Malt beer is a sweet, low-alcohol beer (0–2.5% ABV) that is brewed like regular beer but with low or minimal fermentation. To keep the alcohol content low, one of two methods may be used: either the yeast is added at about 0 °C (resulting in an alcohol content of under 0.5% ABV) or fermentation is halted at the desired alcohol content (usually in the range of 1 to 2% ABV). It is made from barley malt syrup, sugar, yeast, hops, and water.

Malt beer is considered to be nutritious and is sometimes given to breastfeeding mothers. Among the ancient Egyptians, their form of malt beer (zythum) was considered to work as both a laxative and antidiarrheal; it was considered dangerous, however, for the sick or pregnant to drink it.

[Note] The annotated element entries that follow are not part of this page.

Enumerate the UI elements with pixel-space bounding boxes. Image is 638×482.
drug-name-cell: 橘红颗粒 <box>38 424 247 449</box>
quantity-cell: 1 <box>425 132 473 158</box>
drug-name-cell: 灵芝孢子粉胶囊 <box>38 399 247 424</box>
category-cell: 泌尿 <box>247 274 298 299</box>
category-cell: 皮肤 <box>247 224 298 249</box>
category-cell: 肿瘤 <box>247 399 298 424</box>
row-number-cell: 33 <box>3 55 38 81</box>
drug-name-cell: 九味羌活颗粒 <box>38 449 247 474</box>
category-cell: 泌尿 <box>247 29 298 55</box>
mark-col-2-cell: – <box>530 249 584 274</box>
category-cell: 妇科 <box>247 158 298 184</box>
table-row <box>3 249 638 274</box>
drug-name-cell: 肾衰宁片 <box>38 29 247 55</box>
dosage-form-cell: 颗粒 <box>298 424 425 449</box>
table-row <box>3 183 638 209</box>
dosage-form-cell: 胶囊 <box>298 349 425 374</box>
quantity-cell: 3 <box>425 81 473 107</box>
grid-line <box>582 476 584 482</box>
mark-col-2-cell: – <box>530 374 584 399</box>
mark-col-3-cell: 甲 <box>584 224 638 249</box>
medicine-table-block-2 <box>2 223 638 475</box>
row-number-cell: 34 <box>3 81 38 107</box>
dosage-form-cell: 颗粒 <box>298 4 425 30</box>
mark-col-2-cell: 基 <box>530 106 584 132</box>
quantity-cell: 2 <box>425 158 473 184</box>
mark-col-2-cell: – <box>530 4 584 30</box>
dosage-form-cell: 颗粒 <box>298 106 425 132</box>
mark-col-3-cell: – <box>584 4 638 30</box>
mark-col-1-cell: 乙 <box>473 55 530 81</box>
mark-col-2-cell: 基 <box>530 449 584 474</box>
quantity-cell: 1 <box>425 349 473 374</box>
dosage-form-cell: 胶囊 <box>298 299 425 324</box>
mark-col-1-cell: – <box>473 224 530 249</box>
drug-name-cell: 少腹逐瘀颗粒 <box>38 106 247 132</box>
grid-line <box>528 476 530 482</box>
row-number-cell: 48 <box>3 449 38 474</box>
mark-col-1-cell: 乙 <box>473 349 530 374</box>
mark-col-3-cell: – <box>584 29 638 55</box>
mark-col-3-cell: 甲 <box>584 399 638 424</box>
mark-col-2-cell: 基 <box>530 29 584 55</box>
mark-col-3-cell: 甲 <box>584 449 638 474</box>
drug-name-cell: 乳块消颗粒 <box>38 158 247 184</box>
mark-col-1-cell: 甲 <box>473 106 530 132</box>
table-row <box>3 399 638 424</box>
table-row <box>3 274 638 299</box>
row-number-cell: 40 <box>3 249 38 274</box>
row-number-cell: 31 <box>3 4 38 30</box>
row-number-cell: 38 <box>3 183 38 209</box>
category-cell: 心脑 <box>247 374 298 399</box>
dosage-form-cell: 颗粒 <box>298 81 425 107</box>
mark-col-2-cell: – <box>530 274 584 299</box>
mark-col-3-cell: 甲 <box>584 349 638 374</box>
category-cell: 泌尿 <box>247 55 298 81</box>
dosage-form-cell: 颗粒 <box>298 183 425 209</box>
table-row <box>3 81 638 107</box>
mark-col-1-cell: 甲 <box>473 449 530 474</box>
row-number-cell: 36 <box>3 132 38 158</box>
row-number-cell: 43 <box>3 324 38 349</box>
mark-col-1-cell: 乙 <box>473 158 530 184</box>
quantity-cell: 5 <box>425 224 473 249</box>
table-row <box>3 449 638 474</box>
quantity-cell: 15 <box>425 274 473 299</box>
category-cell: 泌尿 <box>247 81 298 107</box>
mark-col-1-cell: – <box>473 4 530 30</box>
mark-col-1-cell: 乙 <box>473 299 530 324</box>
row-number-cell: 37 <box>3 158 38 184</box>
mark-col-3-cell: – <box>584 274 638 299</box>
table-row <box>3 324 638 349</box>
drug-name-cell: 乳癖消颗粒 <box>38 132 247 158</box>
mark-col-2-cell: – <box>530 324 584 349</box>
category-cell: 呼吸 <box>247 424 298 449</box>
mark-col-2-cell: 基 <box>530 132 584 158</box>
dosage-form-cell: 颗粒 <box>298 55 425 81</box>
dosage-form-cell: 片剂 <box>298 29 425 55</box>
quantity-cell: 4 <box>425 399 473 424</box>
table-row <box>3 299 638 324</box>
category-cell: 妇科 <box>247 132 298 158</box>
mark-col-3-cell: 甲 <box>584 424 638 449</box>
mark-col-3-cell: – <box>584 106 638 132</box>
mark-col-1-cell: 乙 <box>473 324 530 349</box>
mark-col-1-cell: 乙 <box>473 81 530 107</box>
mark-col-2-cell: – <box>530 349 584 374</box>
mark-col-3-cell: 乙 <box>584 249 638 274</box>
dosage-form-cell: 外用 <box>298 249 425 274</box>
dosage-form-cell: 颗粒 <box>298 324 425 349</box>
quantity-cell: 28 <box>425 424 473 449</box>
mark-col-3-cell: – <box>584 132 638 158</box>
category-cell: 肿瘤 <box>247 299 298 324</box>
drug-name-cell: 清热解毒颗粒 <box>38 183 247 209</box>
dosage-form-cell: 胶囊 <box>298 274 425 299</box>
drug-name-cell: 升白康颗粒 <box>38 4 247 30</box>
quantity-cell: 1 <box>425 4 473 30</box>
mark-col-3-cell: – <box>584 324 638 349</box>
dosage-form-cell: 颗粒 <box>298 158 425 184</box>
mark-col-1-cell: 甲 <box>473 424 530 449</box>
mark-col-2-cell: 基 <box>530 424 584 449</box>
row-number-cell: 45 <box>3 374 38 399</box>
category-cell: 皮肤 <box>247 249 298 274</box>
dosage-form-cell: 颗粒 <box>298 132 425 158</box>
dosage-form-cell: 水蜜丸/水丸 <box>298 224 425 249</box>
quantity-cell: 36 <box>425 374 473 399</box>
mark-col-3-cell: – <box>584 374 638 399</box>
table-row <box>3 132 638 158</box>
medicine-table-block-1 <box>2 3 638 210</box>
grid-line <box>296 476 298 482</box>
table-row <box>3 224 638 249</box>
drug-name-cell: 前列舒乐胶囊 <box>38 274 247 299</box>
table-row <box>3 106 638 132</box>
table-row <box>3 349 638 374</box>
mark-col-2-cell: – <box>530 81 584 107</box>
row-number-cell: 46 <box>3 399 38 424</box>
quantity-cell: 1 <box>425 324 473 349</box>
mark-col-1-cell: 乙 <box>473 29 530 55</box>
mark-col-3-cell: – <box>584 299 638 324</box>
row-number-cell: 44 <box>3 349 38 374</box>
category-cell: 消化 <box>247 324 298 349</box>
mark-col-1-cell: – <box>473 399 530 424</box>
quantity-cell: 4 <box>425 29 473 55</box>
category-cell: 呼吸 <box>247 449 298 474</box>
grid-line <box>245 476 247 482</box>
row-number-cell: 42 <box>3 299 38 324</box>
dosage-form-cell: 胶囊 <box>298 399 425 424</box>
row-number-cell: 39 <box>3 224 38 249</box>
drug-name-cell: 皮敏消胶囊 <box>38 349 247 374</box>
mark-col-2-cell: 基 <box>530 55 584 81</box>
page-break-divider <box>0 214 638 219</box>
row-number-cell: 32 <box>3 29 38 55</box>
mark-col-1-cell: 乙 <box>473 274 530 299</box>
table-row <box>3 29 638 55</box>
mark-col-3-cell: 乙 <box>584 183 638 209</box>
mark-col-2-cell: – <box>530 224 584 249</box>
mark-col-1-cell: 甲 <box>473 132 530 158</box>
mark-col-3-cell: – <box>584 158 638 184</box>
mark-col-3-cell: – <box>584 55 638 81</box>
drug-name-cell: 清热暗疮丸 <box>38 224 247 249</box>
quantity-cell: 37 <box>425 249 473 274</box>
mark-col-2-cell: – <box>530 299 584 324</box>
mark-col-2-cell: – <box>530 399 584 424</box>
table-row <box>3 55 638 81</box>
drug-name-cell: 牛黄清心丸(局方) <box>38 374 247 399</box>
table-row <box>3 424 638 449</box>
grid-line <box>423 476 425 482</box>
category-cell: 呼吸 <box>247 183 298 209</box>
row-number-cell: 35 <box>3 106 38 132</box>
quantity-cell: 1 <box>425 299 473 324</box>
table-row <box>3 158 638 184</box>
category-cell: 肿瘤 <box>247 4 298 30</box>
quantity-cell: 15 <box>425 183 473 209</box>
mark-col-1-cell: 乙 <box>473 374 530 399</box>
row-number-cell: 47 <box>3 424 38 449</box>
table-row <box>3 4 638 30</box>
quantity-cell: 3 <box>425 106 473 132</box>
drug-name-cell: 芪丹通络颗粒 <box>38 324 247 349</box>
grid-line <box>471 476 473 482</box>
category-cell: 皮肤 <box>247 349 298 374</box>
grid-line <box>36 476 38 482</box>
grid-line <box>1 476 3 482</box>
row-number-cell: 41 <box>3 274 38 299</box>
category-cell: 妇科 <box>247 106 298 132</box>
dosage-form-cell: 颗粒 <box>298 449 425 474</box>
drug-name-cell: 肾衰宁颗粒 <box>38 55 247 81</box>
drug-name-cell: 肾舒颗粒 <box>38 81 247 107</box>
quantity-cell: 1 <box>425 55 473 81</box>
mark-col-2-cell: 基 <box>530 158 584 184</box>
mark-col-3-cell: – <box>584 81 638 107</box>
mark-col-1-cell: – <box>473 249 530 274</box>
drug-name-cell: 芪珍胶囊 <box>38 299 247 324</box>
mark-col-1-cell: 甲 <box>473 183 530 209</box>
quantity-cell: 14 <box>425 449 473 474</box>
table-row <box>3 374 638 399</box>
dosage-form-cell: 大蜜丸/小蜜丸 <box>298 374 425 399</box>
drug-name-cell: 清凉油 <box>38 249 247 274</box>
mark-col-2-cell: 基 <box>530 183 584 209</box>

In the United Kingdom, Danish malt drinks have become popular amongst the South Asian community and have been sold in their dedicated supermarkets since the 1970s.

After soft drinks, malt beer is one of the most popular beverages sold in Iceland. The two main brands are Egils Maltextrakt (1.2% ABV) and Víking Maltöl (0.9% ABV). Additionally, a seasonal hvítöl is available in the Christmas month (2.2% ABV). The Icelandic malt beer was modelled on the Danish maltøl, which is still brewed by at least one company in Denmark.

In Southern Brazil, with its large communities of German immigrants, a brand called Brahma Malzbier (4% ABV) is very popular and it is mainly consumed during the winter months.

Varieties of malt beer are also popular in some Caribbean countries.

West African brands include Guinness Malt, Amstel Malt, Maltex, and Malteni. These are sold as energy drinks.